Next Episode of Inside the Tube: Going Underground is
not planed. TV Show was canceled.
In Inside the Tube: Going Underground, engineer Rob Bell (The Great Fire) explores London's Tube network, where he uncovers the story of how this engineering feat was achieved and the extraordinary characters who made it happen. Granted special access to the secret workings of the Tube, and with the aid of the London Underground staff who know it best, Bell discovers the fascinating hidden history of how London's iconic metro was built. Beginning with the original Tube system built 100 years ago, Bell tracks the history of this famous underground railway system — its secret stories, its critical role in events such as the Blitz, and its abandoned stations. Bell also examines the importance of the London Underground in today's world and brings viewers through the tunnels themselves, including at night when no trains run.

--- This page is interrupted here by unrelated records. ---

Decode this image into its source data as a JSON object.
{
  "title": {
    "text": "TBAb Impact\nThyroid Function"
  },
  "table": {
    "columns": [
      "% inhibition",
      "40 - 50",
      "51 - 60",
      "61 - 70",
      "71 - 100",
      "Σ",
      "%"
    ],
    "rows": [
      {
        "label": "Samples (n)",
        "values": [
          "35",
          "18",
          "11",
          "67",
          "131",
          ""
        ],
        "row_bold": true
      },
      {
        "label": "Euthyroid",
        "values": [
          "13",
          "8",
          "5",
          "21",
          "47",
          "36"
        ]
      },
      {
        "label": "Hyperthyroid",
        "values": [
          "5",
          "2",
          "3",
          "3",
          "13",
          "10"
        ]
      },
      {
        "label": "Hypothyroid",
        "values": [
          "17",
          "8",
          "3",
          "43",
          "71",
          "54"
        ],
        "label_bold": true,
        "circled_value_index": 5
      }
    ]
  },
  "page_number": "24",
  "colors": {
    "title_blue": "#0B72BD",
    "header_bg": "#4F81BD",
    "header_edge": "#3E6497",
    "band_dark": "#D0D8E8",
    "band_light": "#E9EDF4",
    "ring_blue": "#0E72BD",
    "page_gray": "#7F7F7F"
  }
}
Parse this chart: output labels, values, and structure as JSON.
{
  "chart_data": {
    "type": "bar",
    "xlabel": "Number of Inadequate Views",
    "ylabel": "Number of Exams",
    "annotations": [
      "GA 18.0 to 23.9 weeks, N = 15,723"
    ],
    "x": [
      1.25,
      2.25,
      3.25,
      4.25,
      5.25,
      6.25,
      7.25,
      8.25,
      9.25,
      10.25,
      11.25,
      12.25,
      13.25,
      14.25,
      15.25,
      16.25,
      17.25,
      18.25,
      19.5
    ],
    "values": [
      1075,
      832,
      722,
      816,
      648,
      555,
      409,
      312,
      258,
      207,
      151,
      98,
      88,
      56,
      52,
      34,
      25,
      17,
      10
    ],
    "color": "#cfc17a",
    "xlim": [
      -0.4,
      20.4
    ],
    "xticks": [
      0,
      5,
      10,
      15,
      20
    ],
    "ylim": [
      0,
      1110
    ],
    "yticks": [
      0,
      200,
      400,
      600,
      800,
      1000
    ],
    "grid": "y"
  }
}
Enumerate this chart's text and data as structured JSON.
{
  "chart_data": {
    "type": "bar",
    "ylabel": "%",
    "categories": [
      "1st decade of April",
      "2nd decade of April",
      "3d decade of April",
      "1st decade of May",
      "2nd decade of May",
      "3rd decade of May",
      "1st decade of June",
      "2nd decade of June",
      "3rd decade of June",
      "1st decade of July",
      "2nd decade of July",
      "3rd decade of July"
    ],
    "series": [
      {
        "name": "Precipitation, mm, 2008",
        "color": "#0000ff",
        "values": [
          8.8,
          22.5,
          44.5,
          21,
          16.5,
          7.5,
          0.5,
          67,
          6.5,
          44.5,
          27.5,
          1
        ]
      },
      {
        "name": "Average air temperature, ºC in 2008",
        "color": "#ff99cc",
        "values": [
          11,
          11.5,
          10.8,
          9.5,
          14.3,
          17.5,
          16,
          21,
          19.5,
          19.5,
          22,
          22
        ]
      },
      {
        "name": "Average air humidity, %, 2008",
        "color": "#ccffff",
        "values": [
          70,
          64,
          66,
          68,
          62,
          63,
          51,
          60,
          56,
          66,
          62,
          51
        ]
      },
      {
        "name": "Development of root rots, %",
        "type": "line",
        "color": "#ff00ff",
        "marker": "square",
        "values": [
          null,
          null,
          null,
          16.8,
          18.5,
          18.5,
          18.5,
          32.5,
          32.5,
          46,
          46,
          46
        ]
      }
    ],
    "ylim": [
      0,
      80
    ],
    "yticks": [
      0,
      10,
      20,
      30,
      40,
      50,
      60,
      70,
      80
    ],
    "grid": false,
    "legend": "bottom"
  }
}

The Northern Line was the world's first deep Tube line, running 36 miles and connecting the north and south of the Thames. Rob reveals the obstacles encountered and the innovations pioneered by the Victorian engineers who built it.
Engineer Rob Bell unearths the history of the Central Line, learning that Bank's platforms are curved to avoid the Bank of England's gold vaults. He investigates the most tragic night in the Tube's history: a disaster during the Second World War in which 173 people were killed at Bethnal Green station while seeking shelter from an air raid. At 46 miles, the Central Line is the longest of all tube lines, connecting east with west and transporting 260 million passengers a year, making it the busiest line in Britain.
London's Metropolitan Line was the world's first underground railway and is still used by 70 million passengers each year. Rob Bell discovers how the capital's overcrowding problem was the necessity that prompted this hitherto unthinkable transport innovation, which went into operation in January 1863, linking Paddington and a terminus at Farringdon. He fulfills his childhood dream of riding one of the original underground steam trains that carried passengers through tunnels and learns how unpleasant it must have been.
The Piccadilly Line is famed for its glamorous stops, which include Knightsbridge and the West End. Rob Bell discovers how the Piccadilly Line played an important part in saving the Tube from bankruptcy, as well as how it changed the face of public transport. He visits an abandoned station beneath Piccadilly Circus, where he discovers just what was needed to modernize this much-loved stop in the 1920s, when a surge in motorized buses drew passengers away.